SAIF was designated the paying agent; claimant then entered into a disputed claim settlement with Wausau. SAIF argued at the hearing that it was prejudiced by the settlement because claimant would be biased as to the presentation of his evidence. The referee held the settlement valid because he found that "within the four comers of the document itself, sufficient allegations of a disputable claim of compensability are present and there is a disposition made on a reasonable basis.” He concluded, *323however, that it was valid "unless ORS 656.307 contemplates disputed claim settlements to be void ab initio for purposes of adjudicating claims in the context of this section.”

The Board, however, concluded that "to allow one of the carriers to settle its portion of the claim prior to the hearing would be unjust,” and it then specifically found that any settlements entered into by one carrier and a claimant settling the issue of responsiblity for claimant’s condition between them, after an order is issued under ORS 656.307, is invalid. We agree with the Board that such a situation has all the potential for creating prejudice.4 It may also encourage a claimant to gamble on which insurer is responsible in the hope that he might recover twice if he is lucky. To hold the settlement valid in this case would allow claimant to be paid twice for the same disability. We do not believe the legislature intended that result. We hold that where there is a dispute as to which insurer is responsible for a claimant’s injury or condition any settlment entered into by one of the insurers and the claimant on the issue of responsibility after an order under ORS 656.307 has been issued is invalid.

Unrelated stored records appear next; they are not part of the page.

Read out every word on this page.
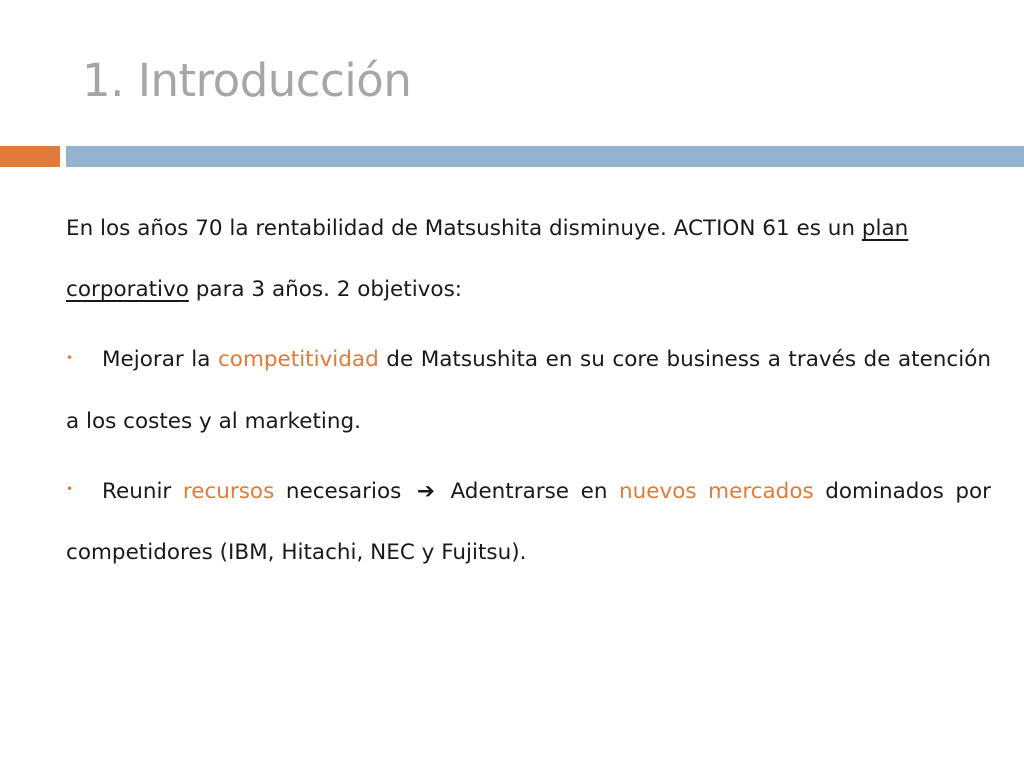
1. Introducción

En los años 70 la rentabilidad de Matsushita disminuye. ACTION 61 es un plan corporativo para 3 años. 2 objetivos:

• Mejorar la competitividad de Matsushita en su core business a través de atención a los costes y al marketing.

• Reunir recursos necesarios ➔ Adentrarse en nuevos mercados dominados por competidores (IBM, Hitachi, NEC y Fujitsu).
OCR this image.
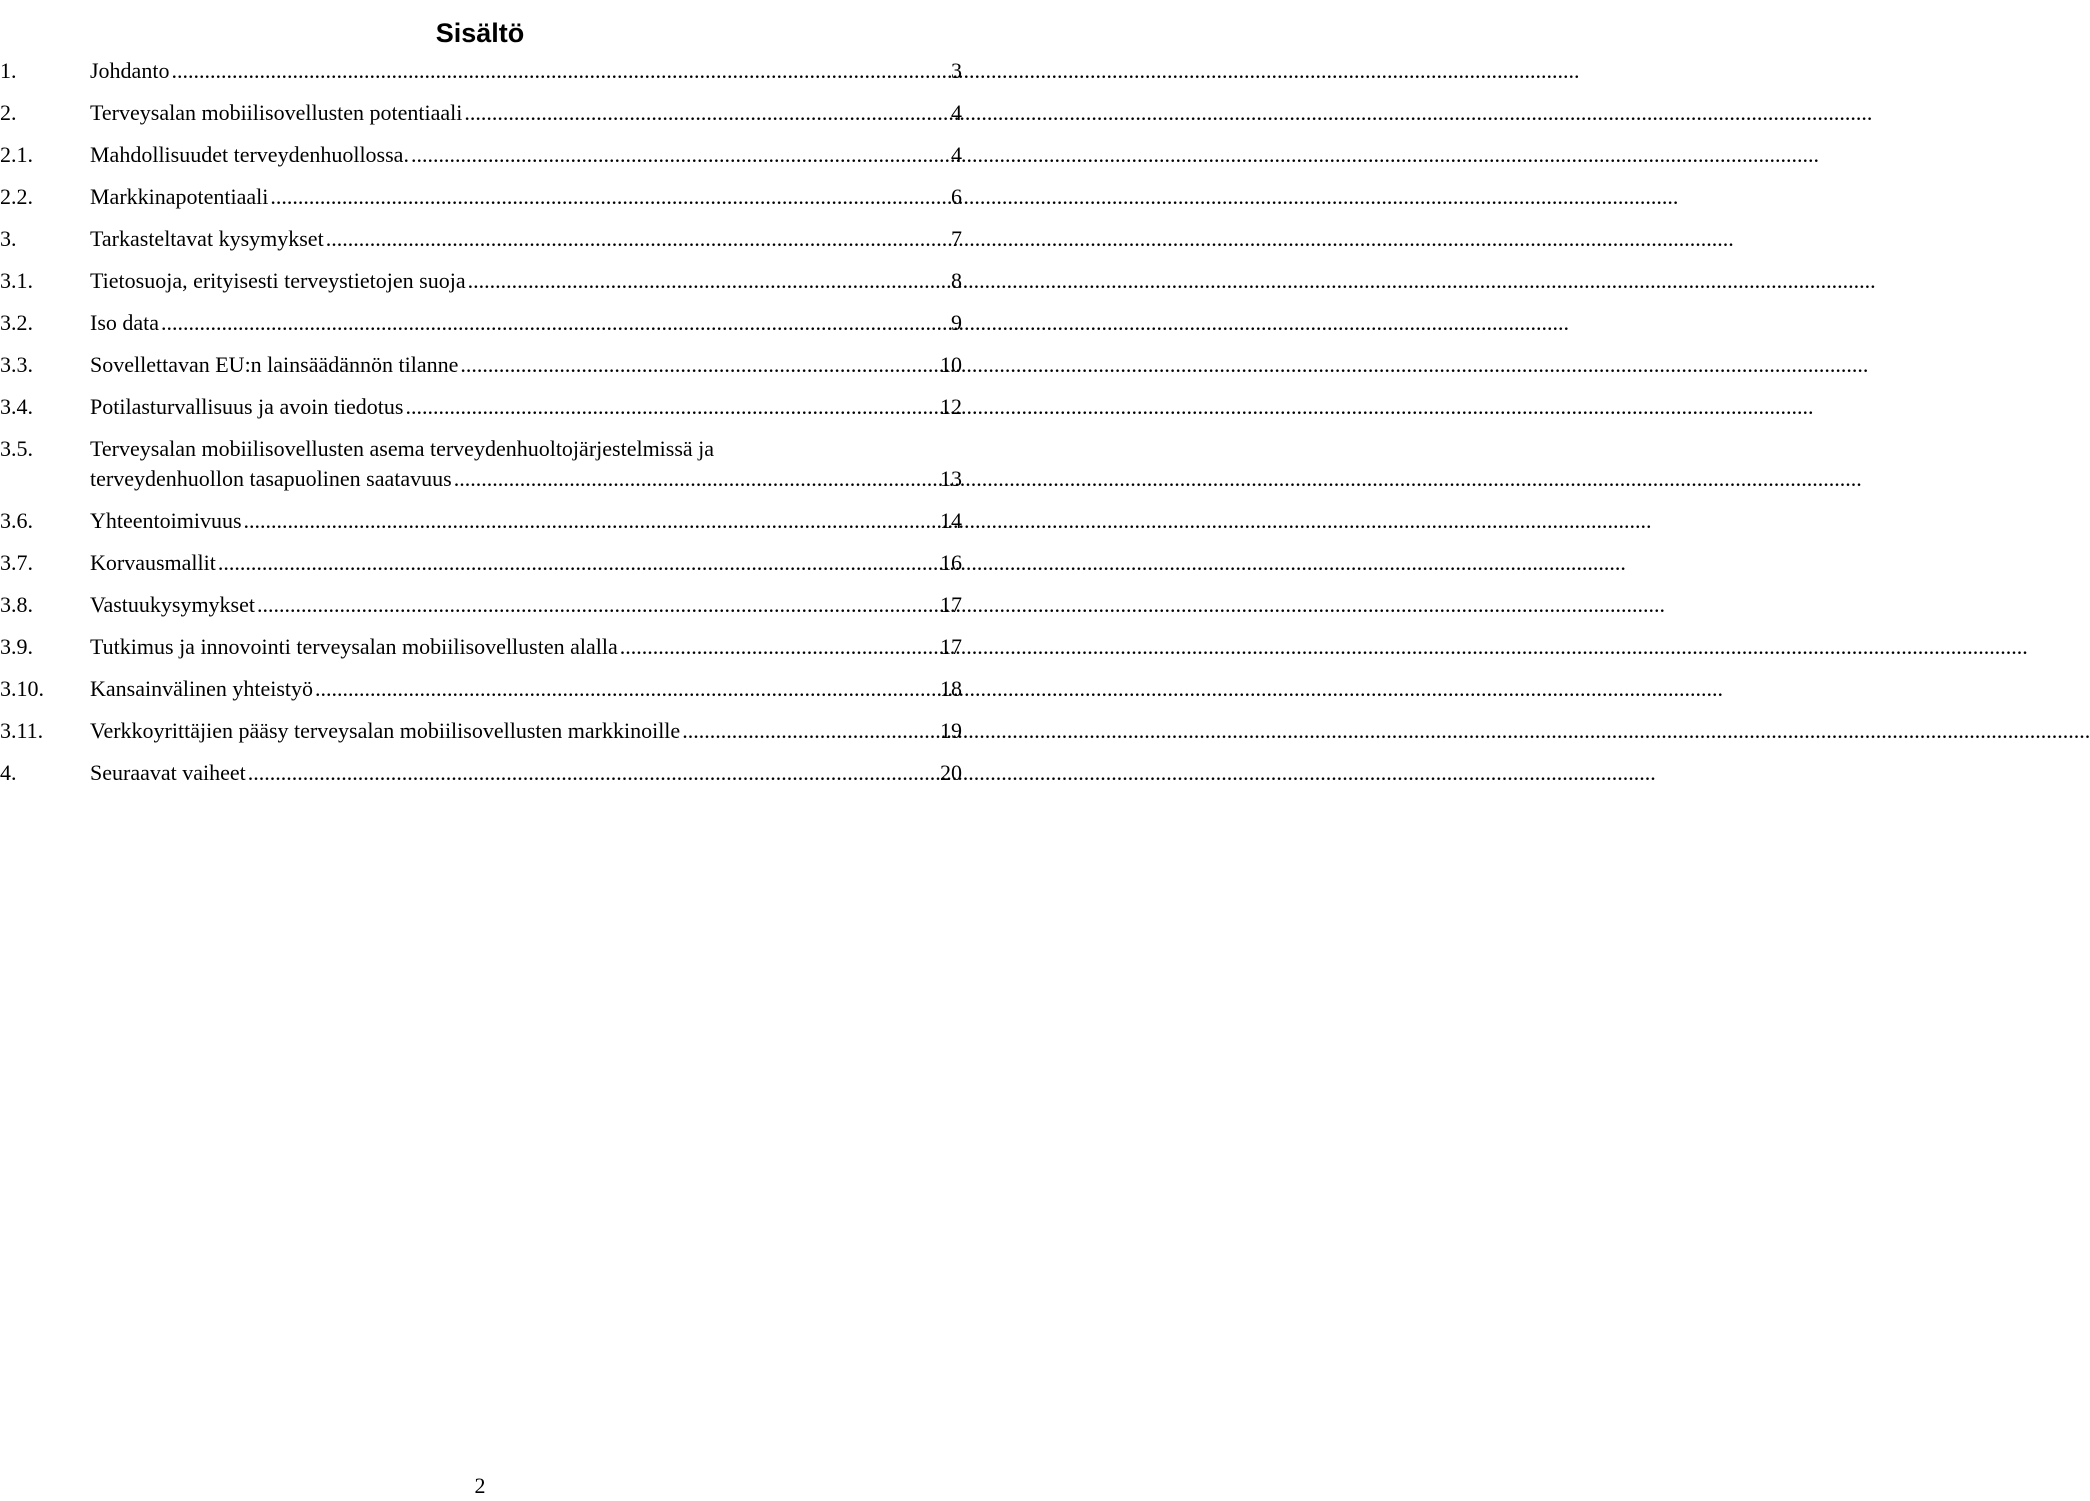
Sisältö
1.	Johdanto .....	3
2.	Terveysalan mobiilisovellusten potentiaali .....	4
2.1.	Mahdollisuudet terveydenhuollossa. .....	4
2.2.	Markkinapotentiaali .....	6
3.	Tarkasteltavat kysymykset .....	7
3.1.	Tietosuoja, erityisesti terveystietojen suoja .....	8
3.2.	Iso data .....	9
3.3.	Sovellettavan EU:n lainsäädännön tilanne .....	10
3.4.	Potilasturvallisuus ja avoin tiedotus .....	12
3.5.	Terveysalan mobiilisovellusten asema terveydenhuoltojärjestelmissä ja
terveydenhuollon tasapuolinen saatavuus .....	13
3.6.	Yhteentoimivuus .....	14
3.7.	Korvausmallit .....	16
3.8.	Vastuukysymykset .....	17
3.9.	Tutkimus ja innovointi terveysalan mobiilisovellusten alalla .....	17
3.10.	Kansainvälinen yhteistyö .....	18
3.11.	Verkkoyrittäjien pääsy terveysalan mobiilisovellusten markkinoille .....	19
4.	Seuraavat vaiheet .....	20
2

Affirmed in part; reversed in part.

The referee’s opinion summarized claimant’s testimony as follows:

"* * * the claimant claims that he had spotty pain in his back of a noncontinuous nature with which he learned to live as part of his daily activity and job requirements. During this same period, claimant asserts that his *322activities were restricted specifically in lifting, bending and other types of activities which tended to cause pain and irritate the back. Where possible, claimant avoided lifting. Claimant also asserts that his back gradually became worse over this period.”

ORS 656.289(4) provides:

"Nothwithstanding ORS 656.236, in any case where there is a bona fide dispute over compensability of a claim, the parties may, with the approval of a referee, the board or the court, by agreement make such disposition of the claim as is considered reasonable.”

ORS 656.307(l)(b) provides:

"(1) Where there is an issue regarding:
"(b) Which of more than one insurer of a certain employer is responsible for payment of compensation to a worker;
"the director shall, by order, designate who shall pay the claim, if the claim is otherwise compensable. Payments shall begin in any event as provided in subsection (4) of ORS 656.262. When a determination of the responsible paying party has been made, the director shall direct any necessary monetary adjustment between the parties involved. Any failure to obtain reimbursement from an insurer or self-insured employer shall be recovered from the Administrative Fund.”

We have considered SAIPs argument that the settlement itself could have influenced claimant to be more favorable to the insurer who had settled, and we have kept that in mind in weighing claimant’s testimony on the issue of aggravation or new injury.